I think of the thick Assam tea, blended with sweet fresh milk and I’m ready long before I get there. My hands are wind burned and I lost my hat. Damn that hat. I could have retrieved it if I’d worn crampons, which I did not.
I am reminded of a day in glacier school, when I was lowering myself down so I could practice jumaring up. Not quite paying attention, I managed to get a braid locked into the pulley system. I was stuck. There wasn’t any use yelling, the wind along the surface of the snow above would drown out anything from this far down. So I hung there for half an hour.
Later, Jeff, the instructor, lowered himself down beside me. “Ehhhhhh,” he said in his thick Australian accent. “Got a problem?” I showed him the hair, tangled in the pulley system. “Lost your hat, eh? Well now, I can fix that.” He pulled out a Victronix knife and cut off the last 4 inches of the braid. I pulled myself up on the rope and he removed the hair. “See you up top.”

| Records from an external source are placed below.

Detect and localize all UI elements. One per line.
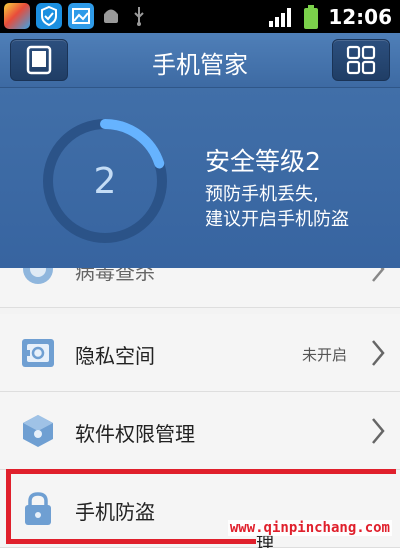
security-level-title: 安全等级2	[205, 147, 321, 176]
chevron-right-icon	[372, 268, 385, 282]
list-item-label: 病毒查杀	[75, 268, 155, 284]
grid-menu-button[interactable]	[332, 39, 390, 81]
status-bar: 12:06	[0, 0, 400, 33]
clock: 12:06	[328, 5, 392, 29]
grid-icon	[346, 45, 376, 75]
usb-icon	[134, 7, 144, 26]
highlight-box-bottom	[6, 539, 256, 544]
shield-notification-icon	[36, 3, 62, 29]
image-notification-icon	[68, 3, 94, 29]
status-text: 未开启	[301, 346, 347, 364]
list-item-permission-manager[interactable]: 软件权限管理	[0, 392, 400, 470]
battery-icon	[304, 5, 319, 29]
security-summary-panel[interactable]: 2 安全等级2 预防手机丢失, 建议开启手机防盗	[0, 88, 400, 268]
android-icon	[104, 9, 118, 23]
signal-icon	[269, 8, 292, 27]
list-item-label: 隐私空间	[75, 344, 155, 368]
list-item-label: 软件权限管理	[75, 422, 195, 446]
virus-scan-icon	[23, 268, 53, 284]
security-advice-line2: 建议开启手机防盗	[205, 209, 349, 230]
app-notification-icon	[4, 3, 30, 29]
list-item-virus-scan[interactable]: 病毒查杀	[0, 268, 400, 308]
security-level-number: 2	[93, 160, 117, 202]
watermark: www.qinpinchang.com	[227, 520, 392, 536]
cube-icon	[23, 415, 53, 447]
safe-box-icon	[22, 339, 54, 367]
security-advice-line1: 预防手机丢失,	[205, 184, 319, 205]
app-header: 手机管家	[0, 33, 400, 88]
list-item-privacy-space[interactable]: 隐私空间 未开启	[0, 314, 400, 392]
feature-list: 病毒查杀 隐私空间 未开启 软件权限管理 手机防盗 理 www.qinpinch…	[0, 268, 400, 548]
chevron-right-icon	[372, 418, 385, 444]
chevron-right-icon	[372, 340, 385, 366]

I was mad. But losing your hat on a glacier proved something, he was right. It proved you were not ready to be part of team that who’d trust their lives to you and a thin Perlon rope. I never forgot. This, in part, explained why, four years later (three after Jeff died in a fluke avalanche on a solo climb in Oregon) I was crossing Thorang La by myself. Again.
I ambled down the dry side of pass and tied my handkerchief over my head to prevent my scalp from getting sunburned like it had in Lhasa. I drank the last bit from my water bottle. I could see the tea stall in the distance. Finally.
I sat on a wooden box in the tea hut and rubbed my hands while the sauni made tea. She talked in Nepali and I followed, more or less. I drank three glasses of tea and she told me about a hot springs, just a day’s walk downhill.
The next night I arrived at the spot she described and set up my tent, out of site. One thing I’d learned in my first two years in Nepal was to hide my tent unless I wanted visitors all night and before sunrise. I read by lithium lamp and slept a bit. Full moon.
I woke up to the sound of dogs barking. First one, then two, then a dozen. I sneaked out and made my way down the hill to the hot spring with a towel.
The hot spring was a stone paved rectangular space, about ten feet by ten. There were three, one-inch pipes that protruded from the stone. From each pipe came the hottest water imaginable.
I slipped out of my dusty clothes and undid my braids. I stood under the water in the full moon light. This was my first hot shower in about a year. Since the water was running whether I was there or not, I knew I could stay as long as I liked. I did. I stayed and stayed and stayed.
The soap was slippery and the stones were slippery and I was slick as a seal. I washed off months of dust and months of effort in that water.
A water buffalo ambled by, loose and on the lookout for an unfenced garden. I could hear his heavy breathing as he passed on the paddy above. A dog came down, sniffing, but retreated when he felt the hot stones under his feet.
The moon set and I dried off and walked up the hill to my Powderhorn prototype tent. I slipped into my down bag and lit a candle lantern. I unzipped the sky light and blew out the lantern. I fell asleep to the sound of jungle bugs and a few porters, jostling each other, drunk and singing songs about girls they missed in the village at home.